Vertex AI positions itself as an enterprise-ready generative AI solution with new models and capabilities
Google Cloud's Vertex AI platform has enhanced its enterprise-ready generative AI offering with new models like Gemini 1.5 Flash and Imagen 3, third-party model integrations, cost-saving features, and advanced data grounding options to boost performance.
The latest update to Vertex AI introduces powerful new models and features designed to meet the diverse needs of businesses across various industries, solidifying Vertex AI's position as a leading enterprise-ready generative AI solution.
The general availability of Gemini 1.5 Flash leads the new model announcements, a compact yet performant model that boasts a 1 million-token context window, low latency, and competitive pricing. Reportedly, Gemini 1.5 Flash is 40% faster than GPT-3.5 Turbo at processing 10,000-character inputs and is 4 times more affordable when context caching is enabled for inputs larger than 32,000 characters. Early adopters like Uber Eats, Ipsos, and Jasper.ai report impressive performance gains after experimenting with Gemini 1.5 Flash. Joining Gemini 1.5 Flash is Gemini 1.5 Pro, a model with a boundary-pushing 2 million-token context window that enables analysis of extensive code bases, research libraries, and multimedia content.

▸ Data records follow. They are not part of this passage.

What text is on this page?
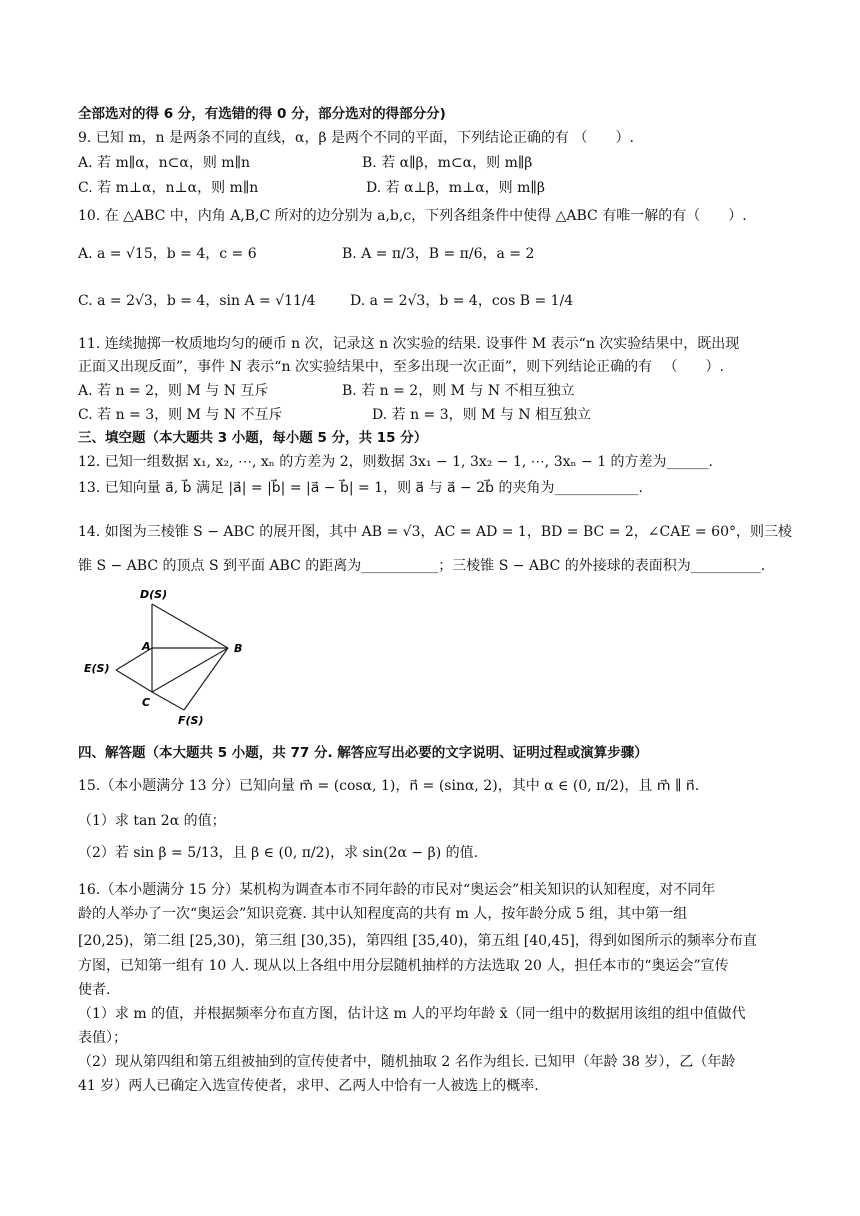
全部选对的得 6 分，有选错的得 0 分，部分选对的得部分分)
9. 已知 m，n 是两条不同的直线，α，β 是两个不同的平面，下列结论正确的有 （　　）.
A. 若 m∥α，n⊂α，则 m∥n	B. 若 α∥β，m⊂α，则 m∥β
C. 若 m⊥α，n⊥α，则 m∥n	D. 若 α⊥β，m⊥α，则 m∥β
10. 在 △ABC 中，内角 A,B,C 所对的边分别为 a,b,c，下列各组条件中使得 △ABC 有唯一解的有（　　）.
A. a = √15，b = 4，c = 6	B. A = π/3，B = π/6，a = 2
C. a = 2√3，b = 4，sin A = √11/4 D. a = 2√3，b = 4，cos B = 1/4
11. 连续抛掷一枚质地均匀的硬币 n 次，记录这 n 次实验的结果. 设事件 M 表示“n 次实验结果中，既出现
正面又出现反面”，事件 N 表示“n 次实验结果中，至多出现一次正面”，则下列结论正确的有 　（　　）.
A. 若 n = 2，则 M 与 N 互斥	B. 若 n = 2，则 M 与 N 不相互独立
C. 若 n = 3，则 M 与 N 不互斥	D. 若 n = 3，则 M 与 N 相互独立
三、填空题（本大题共 3 小题，每小题 5 分，共 15 分）
12. 已知一组数据 x₁, x₂, ⋯, xₙ 的方差为 2，则数据 3x₁ − 1, 3x₂ − 1, ⋯, 3xₙ − 1 的方差为______.
13. 已知向量 a⃗, b⃗ 满足 |a⃗| = |b⃗| = |a⃗ − b⃗| = 1，则 a⃗ 与 a⃗ − 2b⃗ 的夹角为____________.
14. 如图为三棱锥 S − ABC 的展开图，其中 AB = √3，AC = AD = 1，BD = BC = 2，∠CAE = 60°，则三棱
锥 S − ABC 的顶点 S 到平面 ABC 的距离为___________；三棱锥 S − ABC 的外接球的表面积为__________.
D(S)
A	B
E(S)
C
F(S)
四、解答题（本大题共 5 小题，共 77 分. 解答应写出必要的文字说明、证明过程或演算步骤）
15.（本小题满分 13 分）已知向量 m⃗ = (cosα, 1)，n⃗ = (sinα, 2)，其中 α ∈ (0, π/2)，且 m⃗ ∥ n⃗.
（1）求 tan 2α 的值；
（2）若 sin β = 5/13，且 β ∈ (0, π/2)，求 sin(2α − β) 的值.
16.（本小题满分 15 分）某机构为调查本市不同年龄的市民对“奥运会”相关知识的认知程度，对不同年
龄的人举办了一次“奥运会”知识竞赛. 其中认知程度高的共有 m 人，按年龄分成 5 组，其中第一组
[20,25)，第二组 [25,30)，第三组 [30,35)，第四组 [35,40)，第五组 [40,45]，得到如图所示的频率分布直
方图，已知第一组有 10 人. 现从以上各组中用分层随机抽样的方法选取 20 人，担任本市的“奥运会”宣传
使者.
（1）求 m 的值，并根据频率分布直方图，估计这 m 人的平均年龄 x̄（同一组中的数据用该组的组中值做代
表值）；
（2）现从第四组和第五组被抽到的宣传使者中，随机抽取 2 名作为组长. 已知甲（年龄 38 岁），乙（年龄
41 岁）两人已确定入选宣传使者，求甲、乙两人中恰有一人被选上的概率.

On the media generation front, Google will preview Imagen 3, its latest image generation model, in Vertex AI. Imagen 3 delivers high-quality generations and features improvements over Imagen 2, such as 40% faster image generations, enhanced prompt understanding and instruction-following, more realistic generations of challenging concepts such as groups of people, and improved text rendering within images. Imagen 3 supports multiple languages and several aspect ratios and is delivered with safety features including SynthID digital watermarking. To round up its model offerings in Vertex AI, Anthropic's Claude 3.5 Sonnet is now available on Vertex AI. Later, Mistral Small, Large, and Codestral will be added to the Vertex AI Model Garden, as will be Gemma 2 9B and 27B.
Enterprise-focused features include context caching, which can reduce input costs by 75%, and provisioned throughput for predictable performance at scale. Google is also expanding its data residency guarantees to meet stringent data sovereignty requirements. From all the enterprise-focused updates, the general availability of Grounding with Google Search is the standout. Grounding with Google Search is a function that allows businesses to augment Gemini outputs with fresh, high-quality information using Google Search.

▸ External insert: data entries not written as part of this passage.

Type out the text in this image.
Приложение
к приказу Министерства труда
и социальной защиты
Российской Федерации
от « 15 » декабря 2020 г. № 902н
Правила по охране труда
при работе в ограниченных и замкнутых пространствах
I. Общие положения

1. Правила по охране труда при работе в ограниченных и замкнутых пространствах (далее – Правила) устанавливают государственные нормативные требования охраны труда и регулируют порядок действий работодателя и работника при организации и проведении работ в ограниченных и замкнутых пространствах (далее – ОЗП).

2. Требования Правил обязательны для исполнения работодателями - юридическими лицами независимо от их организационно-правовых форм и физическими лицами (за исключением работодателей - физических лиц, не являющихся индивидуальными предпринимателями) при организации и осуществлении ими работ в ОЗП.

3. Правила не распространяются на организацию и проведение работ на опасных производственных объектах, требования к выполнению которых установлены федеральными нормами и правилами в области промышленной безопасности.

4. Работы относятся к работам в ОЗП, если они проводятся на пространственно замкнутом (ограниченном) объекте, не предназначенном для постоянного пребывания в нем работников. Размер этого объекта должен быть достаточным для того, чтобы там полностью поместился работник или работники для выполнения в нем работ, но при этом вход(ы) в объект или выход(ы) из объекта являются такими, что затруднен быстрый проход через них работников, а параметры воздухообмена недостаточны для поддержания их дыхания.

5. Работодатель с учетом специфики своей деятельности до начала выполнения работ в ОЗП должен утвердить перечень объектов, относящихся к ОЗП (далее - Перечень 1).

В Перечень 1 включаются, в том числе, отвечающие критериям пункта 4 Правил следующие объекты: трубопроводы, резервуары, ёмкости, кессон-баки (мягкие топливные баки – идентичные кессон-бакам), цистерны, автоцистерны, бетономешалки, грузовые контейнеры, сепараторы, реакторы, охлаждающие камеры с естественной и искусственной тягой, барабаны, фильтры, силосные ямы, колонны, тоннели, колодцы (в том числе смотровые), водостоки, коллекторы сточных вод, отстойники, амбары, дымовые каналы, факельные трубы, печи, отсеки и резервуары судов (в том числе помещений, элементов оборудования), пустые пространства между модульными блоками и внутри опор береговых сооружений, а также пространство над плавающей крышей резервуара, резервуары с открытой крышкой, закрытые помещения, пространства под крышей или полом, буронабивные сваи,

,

This capability and the upcoming third-party data grounding service, which lets users ground their AI agents with third-party data from sources including Moody’s, MSCI, Thomson Reuters, and Zoominfo, aim to maximize factuality and minimize hallucinations in AI-generated content. Finally, Grounding with high-fidelity, currently in experimental preview, unlocks use cases related to grounding AI agents with proprietary data including summarization across multiple documents, data extraction against a set corpus of financial data, or processing across a predefined set of documents. The feature is powered by a fine-tuned version of Gemini 1.5 Flash designed to use customer-provided data only.
With these enhancements, Vertex AI is positioning itself as a comprehensive, scalable, and trustworthy platform for organizations looking to harness the full potential of generative AI while maintaining control, efficiency, and data sovereignty in their AI initiatives.